Petitioner acknowledges that his claim of actual innocence is "dissuaded in this circuit by Prost," but argues that Prost "is misguided" and notes the circuit split. (Doc. 1, at 6-7.) In Abernathy, the Tenth Circuit noted that although other circuits "have adopted somewhat disparate savings clause tests, most requir[ing] a showing of 'actual innocence' before a petitioner can proceed under § 2241. . . . Under the Prost framework, a showing of actual innocence is irrelevant." Abernathy, 713 F.3d at n.7 (citations omitted); see also Sandlain, 2017 WL 4479370, at *4 (finding that petitioner's claim that § 2255 is inadequate or ineffective because he is actually innocent of the career offender enhancement under Mathis, merely restates the argument he could have brought in his initial § 2255 motion, and possible misuse of a prior conviction as a predicate offense under the sentencing guidelines does not demonstrate actual innocence); see also Brown, 572 F. App'x at 608-09 (rejecting argument that petitioner is actually innocent and that the court's failure to follow the other circuits in Prost violated the Supreme Court's "fundamental miscarriage of justice" exception).

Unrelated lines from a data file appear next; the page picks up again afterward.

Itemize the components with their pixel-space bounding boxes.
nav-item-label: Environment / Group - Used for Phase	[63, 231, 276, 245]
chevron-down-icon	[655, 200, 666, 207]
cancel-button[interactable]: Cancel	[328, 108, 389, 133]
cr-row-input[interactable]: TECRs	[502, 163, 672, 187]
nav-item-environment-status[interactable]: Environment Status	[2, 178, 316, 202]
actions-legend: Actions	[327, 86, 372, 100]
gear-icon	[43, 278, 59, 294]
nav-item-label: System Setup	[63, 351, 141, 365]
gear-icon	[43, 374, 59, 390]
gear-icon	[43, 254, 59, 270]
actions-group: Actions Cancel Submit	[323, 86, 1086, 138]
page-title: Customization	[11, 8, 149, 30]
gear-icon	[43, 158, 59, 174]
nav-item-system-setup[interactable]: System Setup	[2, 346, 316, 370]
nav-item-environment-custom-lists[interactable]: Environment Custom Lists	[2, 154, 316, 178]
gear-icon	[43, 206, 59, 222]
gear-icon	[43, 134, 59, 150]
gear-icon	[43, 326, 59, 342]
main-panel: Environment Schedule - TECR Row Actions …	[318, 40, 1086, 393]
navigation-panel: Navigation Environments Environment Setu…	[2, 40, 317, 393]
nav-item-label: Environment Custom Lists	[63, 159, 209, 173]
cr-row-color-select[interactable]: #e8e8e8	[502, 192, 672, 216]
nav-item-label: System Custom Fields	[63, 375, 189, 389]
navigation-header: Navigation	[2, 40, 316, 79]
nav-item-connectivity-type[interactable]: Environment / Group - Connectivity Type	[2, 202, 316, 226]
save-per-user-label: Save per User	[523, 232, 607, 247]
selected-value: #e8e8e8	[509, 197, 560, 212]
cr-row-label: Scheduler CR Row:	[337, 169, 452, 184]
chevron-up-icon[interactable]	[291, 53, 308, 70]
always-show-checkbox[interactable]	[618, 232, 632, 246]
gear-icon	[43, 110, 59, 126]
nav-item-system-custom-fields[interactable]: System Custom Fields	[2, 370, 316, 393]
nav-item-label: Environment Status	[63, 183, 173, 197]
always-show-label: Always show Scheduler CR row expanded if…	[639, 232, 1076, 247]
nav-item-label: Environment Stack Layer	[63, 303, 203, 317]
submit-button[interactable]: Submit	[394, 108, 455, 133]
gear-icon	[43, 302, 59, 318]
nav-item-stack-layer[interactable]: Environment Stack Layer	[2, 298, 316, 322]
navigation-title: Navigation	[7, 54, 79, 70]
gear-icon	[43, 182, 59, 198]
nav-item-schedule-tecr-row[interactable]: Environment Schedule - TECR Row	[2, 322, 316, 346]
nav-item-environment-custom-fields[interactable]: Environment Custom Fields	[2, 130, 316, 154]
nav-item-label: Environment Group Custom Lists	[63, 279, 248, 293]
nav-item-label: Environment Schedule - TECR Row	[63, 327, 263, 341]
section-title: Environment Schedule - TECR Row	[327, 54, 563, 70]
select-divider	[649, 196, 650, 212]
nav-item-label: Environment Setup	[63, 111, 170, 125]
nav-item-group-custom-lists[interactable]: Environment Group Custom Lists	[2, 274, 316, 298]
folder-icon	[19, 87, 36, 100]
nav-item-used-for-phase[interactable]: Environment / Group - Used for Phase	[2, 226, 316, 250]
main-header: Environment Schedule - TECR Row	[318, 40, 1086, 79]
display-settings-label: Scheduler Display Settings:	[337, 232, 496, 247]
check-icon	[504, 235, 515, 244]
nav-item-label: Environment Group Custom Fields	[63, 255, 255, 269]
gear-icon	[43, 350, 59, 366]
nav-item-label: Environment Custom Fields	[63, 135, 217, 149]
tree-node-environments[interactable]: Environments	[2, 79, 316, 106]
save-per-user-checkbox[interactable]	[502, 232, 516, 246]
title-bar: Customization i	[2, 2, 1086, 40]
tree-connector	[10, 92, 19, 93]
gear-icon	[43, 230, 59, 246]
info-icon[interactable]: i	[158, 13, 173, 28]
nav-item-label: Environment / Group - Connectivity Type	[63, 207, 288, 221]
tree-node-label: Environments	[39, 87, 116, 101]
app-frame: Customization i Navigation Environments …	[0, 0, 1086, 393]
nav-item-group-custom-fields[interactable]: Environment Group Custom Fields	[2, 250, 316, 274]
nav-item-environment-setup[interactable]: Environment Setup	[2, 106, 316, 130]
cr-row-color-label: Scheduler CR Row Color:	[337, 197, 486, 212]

This Court is bound by Tenth Circuit precedent. United States v. Spedalieri, 910 F.2d 707, 709, n.2 (10th Cir. 1990) ("A district court must follow the precedent of this circuit, regardless of its views concerning the advantages of the precedent of our sister circuits.") (citations omitted); see also Leatherwood v. Allbaugh, 861 F.3d 1034, 1042 n.6 (10th Cir. 2017) ("[w]e are bound by the precedent of prior panels absent en banc reconsideration or a superseding contrary decision by the Supreme Court.") (quoting Barnes v. United States, 776 F.3d 1134, 1147 (10th Cir. 2015)). --------
Petitioner has made no argument as to why he was prevented from making the argument he now makes in his initial § 2255 motion. To invoke the savings clause, there must be something about the initial § 2255 procedure that itself is inadequate or ineffective for testing a challenge to detention. The petitioner has the burden to show that the remedy under §2255 is inadequate or ineffective. Hale, 829 F.3d at 1179. Petitioner has failed to meet that burden. The Court finds that the savings clause of § 2255(e) does not apply and therefore the Court lacks statutory jurisdiction. Accordingly,
IT IS THEREFORE ORDERED BY THE COURT that the petition is dismissed without prejudice.
IT IS SO ORDERED.
Dated March 10, 2020, in Kansas City, Kansas.